Readers may recall that MBIA tried the “just say no” strategy with rating agency Fitch, trying to shut out the number three firm, obviously due to its less than charitable view of the industry (Fitch downgraded Ambac to AA while Moody’s and Standard & Poor’s maintained the sham of a top grade). MBIA requested that Fitch cease publishing ratings and return information previously provided it.
We had observed that this move by MBIA was great PR for Fitch and the firm would be well served to continue to rate MBIA. While Fitch is at a disadvantage by no longer having access to management, the business can’t have changed much in a mere month. And Congressional pressure for bond arbiters to rate municipalities on the same grading scale as coporates was a death warrant to bond guarantors, eliminating their historical free lunch low risk business.
Conventional wisdom when the bond insurer crisis was put in abeyance by the affirmation of MBIA’s and Ambac’s AAAs by both agencies for at least three, hopefully six months. This may move monoline worries back to the front burner.
From Reuters:
MBIA Inc’s insurance arm on Friday lost its top rating from Fitch Ratings, which also cut the parent company’s ratings due to capital adequacy concerns.
MBIA Insurance Corp, the insurance arm of the world’s biggest bond insurer, saw its ratings fall to “AA,” the third highest, from a top rating of “AAA.” Fitch also cut the parent company by three notches to “A,” the sixth highest, from “AA.”
MBIA shares fell 4.5 percent to trade at $13.65 after the rating cuts.
“The market is already somewhat discounting the value of the franchise,” said Evan Rourke, portfolio manager with M.D. Sass in New York.
Tom Spalding, portfolio manager at Nuveen Investments in Chicago, said prices of municipal bonds insured by MBIA are unlikely to cheapen after the Fitch downgrade but price improvement will slow.
“Retail will still buy MBIA insurance, but I don’t think institutions are going to be quite as aggressive,” Spalding said.
Prices of MBIA-insured munis have been edging higher since Standard & Poor’s and Moody’s Investors Service affirmed the guarantor’s triple-A rating, Spalding said.
Some municipal issuers started using MBIA again because rival Financial Security Assurance, owned by Dexia, which boasts untainted top ratings from three agencies, has gotten too expensive, Spalding said….
“Fitch does not believe it will be possible for MBIA to significantly improve its credit profile until the company can more fully reestablish momentum in the financial guaranty market, especially in the core U.S. municipal finance sector,” Fitch said in a statement.
Additional detail from Bloomberg:
Fitch Ratings cut MBIA Inc.’s insurance rating to AA from AAA, saying the bond insurer no longer has enough capital to warrant the top ranking….
“It will be difficult for MBIA to stabilize its credit trend until the company can more effectively limit the downside risk” from collateralized debt obligations, Fitch said in the report….
MBIA’s suspension of its structured finance business, which includes CDOs and asset-backed securities, may help to boost the company’s rating back to AAA in the future, Fitch said today.
MBIA will have losses on CDOs backed by subprime mortgages of as much as $4.9 billion after taking into account that they will be paid over time, Fitch said.
The analysis assumes that subprime mortgages backing securities sold in 2006 will experience losses of 21 percent and those originated in 2007 will lose 26 percent, Fitch said.
Bond “insurance”, especially if the insured bonds are of a homogenous set, like munis, is a ridiculous concept, mathematically.

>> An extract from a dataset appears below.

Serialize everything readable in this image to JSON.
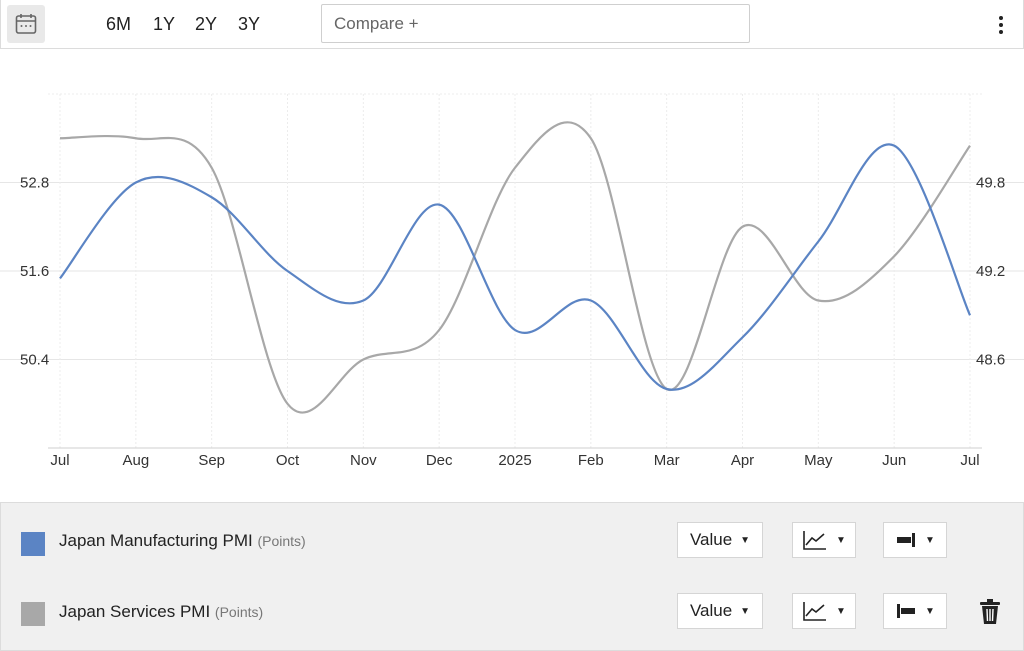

How can it possibly add value? More states, like California, are waking up to the fact that it’s a scam. Give it a few more years and the names MBIA and Ambac won’t be ever mentioned again.
When California munis auctioned their bonds a month ago, without any stinking MBIA and Ambac leeches, the bids were as high as they have ever been, and munis got a good deal on the interest.
MORAL HAZARD AND THE RATINGS AGENCIES
If the Fed is going to bail everyone out, why should the ratings agencies worry about downgrading the monolines? Perhaps post Bear downgrading MBIA will be easier, since the Fed will take care of any mess it creates. File this under the heading “unintended consequences” of bailouts.